The war might as well have ended with the battles of Plattsburgh, Washington, and Baltimore, for later military developments had no effect on the outcome. Earlier in 1814 both sides had agreed to discuss peace terms. Commissioners were appointed and negotiations begun during the summer at Ghent, in Belgium. The American delegation consisted of former Secretary of the Treasury Albert Gallatin; Speaker Henry Clay of the House of Representatives; James A. Bayard, a former senator; and two veteran diplomats, Jonathan Russell, minister to Sweden, and John Quincy Adams, minister to Russia. Adams was chairman. The British commissioners were lesser men by far, partly because they could refer important questions to the Foreign Office in nearby London for decision and partly because Britain’s topflight diplomats were engaged in settling the future of Europe at the Congress of Vienna.
The talks at Ghent were drawn out and frustrating. The British were in no hurry to sign a treaty, believing that their three-pronged offensive in 1814 would swing the balance in their favor. They demanded at first that the United States abandon practically all the Northwest Territory to the Indians and cede other points along the northern border to Canada. On the issues of impressment and neutral rights, they would make no concessions at all. The Americans would yield no territory, for public opinion at home would have been outraged if they had. Old John Adams, for example, told President Madison at this time, “I would continue this war forever rather than surrender an acre. . . .”
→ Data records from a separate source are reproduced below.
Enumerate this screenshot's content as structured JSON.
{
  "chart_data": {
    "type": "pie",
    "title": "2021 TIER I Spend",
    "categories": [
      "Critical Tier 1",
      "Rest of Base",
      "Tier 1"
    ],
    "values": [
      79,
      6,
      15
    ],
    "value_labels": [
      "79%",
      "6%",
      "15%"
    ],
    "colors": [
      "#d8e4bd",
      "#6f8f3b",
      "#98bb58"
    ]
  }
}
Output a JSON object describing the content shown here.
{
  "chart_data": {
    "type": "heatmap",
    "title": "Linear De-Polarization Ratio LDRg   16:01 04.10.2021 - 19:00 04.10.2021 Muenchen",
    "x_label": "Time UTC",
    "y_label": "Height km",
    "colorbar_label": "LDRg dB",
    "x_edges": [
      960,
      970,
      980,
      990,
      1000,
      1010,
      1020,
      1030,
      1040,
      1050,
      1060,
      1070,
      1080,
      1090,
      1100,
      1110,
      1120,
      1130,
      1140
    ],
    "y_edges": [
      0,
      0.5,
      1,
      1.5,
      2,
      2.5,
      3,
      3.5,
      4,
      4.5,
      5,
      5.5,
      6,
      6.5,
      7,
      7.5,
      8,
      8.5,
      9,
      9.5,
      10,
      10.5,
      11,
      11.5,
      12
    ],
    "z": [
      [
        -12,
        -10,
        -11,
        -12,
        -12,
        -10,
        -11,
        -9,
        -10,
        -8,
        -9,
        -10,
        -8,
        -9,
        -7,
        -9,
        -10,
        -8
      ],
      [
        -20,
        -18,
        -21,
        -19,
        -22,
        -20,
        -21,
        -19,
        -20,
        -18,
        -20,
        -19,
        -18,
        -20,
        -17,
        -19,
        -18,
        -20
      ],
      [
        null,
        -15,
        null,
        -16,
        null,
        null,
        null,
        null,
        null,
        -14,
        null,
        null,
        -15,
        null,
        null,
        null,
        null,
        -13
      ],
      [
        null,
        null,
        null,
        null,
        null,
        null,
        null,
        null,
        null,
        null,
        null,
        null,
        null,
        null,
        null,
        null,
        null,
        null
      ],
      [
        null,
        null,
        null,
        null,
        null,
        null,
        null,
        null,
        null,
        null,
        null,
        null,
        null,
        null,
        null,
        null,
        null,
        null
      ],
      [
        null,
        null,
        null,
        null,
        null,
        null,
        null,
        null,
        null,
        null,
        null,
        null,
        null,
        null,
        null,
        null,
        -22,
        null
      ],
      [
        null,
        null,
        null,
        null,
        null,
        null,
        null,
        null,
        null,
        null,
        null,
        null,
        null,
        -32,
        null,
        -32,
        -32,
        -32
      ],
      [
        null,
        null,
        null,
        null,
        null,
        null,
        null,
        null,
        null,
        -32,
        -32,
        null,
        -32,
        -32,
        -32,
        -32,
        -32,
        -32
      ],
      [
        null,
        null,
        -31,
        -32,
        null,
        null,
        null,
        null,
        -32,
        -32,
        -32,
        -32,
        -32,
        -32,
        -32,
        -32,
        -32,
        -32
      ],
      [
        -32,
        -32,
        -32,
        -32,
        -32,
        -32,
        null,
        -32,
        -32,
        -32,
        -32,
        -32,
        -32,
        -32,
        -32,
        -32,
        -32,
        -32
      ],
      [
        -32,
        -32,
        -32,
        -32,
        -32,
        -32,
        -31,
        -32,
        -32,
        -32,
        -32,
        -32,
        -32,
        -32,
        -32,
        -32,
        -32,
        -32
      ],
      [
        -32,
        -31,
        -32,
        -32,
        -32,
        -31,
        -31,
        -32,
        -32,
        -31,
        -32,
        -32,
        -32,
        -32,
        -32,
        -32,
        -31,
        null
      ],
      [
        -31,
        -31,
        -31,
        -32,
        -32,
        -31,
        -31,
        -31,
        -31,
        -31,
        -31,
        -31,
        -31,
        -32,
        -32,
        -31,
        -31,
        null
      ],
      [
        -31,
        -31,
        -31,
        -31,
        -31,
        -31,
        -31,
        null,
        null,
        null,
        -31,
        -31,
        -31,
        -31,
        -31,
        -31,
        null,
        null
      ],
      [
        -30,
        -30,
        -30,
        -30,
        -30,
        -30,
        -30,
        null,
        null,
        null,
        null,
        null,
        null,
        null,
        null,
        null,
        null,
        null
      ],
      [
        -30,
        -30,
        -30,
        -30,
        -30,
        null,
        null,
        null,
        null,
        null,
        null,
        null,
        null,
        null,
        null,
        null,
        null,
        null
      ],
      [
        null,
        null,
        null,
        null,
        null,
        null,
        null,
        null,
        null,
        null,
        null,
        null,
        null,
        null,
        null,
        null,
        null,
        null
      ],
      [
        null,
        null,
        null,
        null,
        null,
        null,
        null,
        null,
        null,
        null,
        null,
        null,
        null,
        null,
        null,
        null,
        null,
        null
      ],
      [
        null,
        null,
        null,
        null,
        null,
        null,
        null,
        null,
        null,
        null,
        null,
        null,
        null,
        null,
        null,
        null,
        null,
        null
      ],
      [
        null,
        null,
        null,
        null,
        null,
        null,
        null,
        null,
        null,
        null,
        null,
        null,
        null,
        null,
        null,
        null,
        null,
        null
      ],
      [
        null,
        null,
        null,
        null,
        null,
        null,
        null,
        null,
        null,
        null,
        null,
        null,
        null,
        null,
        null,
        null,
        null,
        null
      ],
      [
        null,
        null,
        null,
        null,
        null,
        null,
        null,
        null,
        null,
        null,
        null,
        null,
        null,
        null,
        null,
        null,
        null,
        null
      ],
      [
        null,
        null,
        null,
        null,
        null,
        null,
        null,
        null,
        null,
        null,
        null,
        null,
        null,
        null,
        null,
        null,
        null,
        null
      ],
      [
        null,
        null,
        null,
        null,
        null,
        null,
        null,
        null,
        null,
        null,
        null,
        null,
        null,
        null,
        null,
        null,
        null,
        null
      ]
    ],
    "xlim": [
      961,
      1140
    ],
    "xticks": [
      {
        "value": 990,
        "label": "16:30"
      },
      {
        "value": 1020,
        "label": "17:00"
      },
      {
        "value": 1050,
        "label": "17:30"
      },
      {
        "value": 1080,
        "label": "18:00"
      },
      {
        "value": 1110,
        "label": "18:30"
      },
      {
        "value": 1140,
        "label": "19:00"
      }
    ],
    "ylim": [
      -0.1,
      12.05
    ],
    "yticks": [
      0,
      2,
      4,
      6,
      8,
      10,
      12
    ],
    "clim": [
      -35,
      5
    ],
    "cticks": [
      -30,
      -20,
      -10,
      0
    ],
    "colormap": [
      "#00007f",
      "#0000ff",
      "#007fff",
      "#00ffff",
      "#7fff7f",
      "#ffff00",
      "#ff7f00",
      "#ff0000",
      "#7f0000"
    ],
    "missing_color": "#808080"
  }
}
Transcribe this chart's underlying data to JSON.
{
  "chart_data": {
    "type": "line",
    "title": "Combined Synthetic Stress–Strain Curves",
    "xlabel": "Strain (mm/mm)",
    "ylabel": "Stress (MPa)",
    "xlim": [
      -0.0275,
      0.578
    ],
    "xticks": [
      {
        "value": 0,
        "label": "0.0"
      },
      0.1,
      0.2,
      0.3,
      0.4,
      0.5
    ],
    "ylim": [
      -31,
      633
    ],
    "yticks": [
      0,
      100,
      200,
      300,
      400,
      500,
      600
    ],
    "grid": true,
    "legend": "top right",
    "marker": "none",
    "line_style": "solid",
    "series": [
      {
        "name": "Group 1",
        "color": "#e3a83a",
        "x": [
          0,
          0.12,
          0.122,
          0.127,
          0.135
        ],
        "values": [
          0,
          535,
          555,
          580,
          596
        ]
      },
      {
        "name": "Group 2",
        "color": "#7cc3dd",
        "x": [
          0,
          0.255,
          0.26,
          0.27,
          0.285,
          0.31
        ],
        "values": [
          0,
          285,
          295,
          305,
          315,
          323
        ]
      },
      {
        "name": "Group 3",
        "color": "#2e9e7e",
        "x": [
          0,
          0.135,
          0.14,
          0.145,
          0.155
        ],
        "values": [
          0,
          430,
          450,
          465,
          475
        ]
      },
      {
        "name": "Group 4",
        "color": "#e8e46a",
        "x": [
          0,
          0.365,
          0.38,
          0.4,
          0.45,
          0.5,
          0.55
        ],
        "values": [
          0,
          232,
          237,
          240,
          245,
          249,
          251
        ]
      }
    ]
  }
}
Fortunately, the British came to realize that by pressing this point they would only spur the Americans to fight on. News of the defeat at Plattsburgh modified their ambitions, and when the Duke of Wellington advised that from a military point of view they had no case for territorial concessions so long as the United States controlled the Great Lakes, they agreed to settle for status quo ante bellum, to leave things as they were before the war. The other issues, everyone suddenly realized, had simply evaporated. The mighty war triggered by the French Revolution seemed finally over. The seas were free to all ships, and the Royal Navy no longer had need to snatch sailors from the vessels of the United States or of any other power. On Christmas Eve 1814 the treaty, which merely ended the state of hostilities, was signed. Although, like other members of his family, he was not noted for tact, John Quincy Adams rose to the spirit of the occasion. “I hope,” he said, “it will be the last treaty of peace between Great Britain and the United States.” And so it was.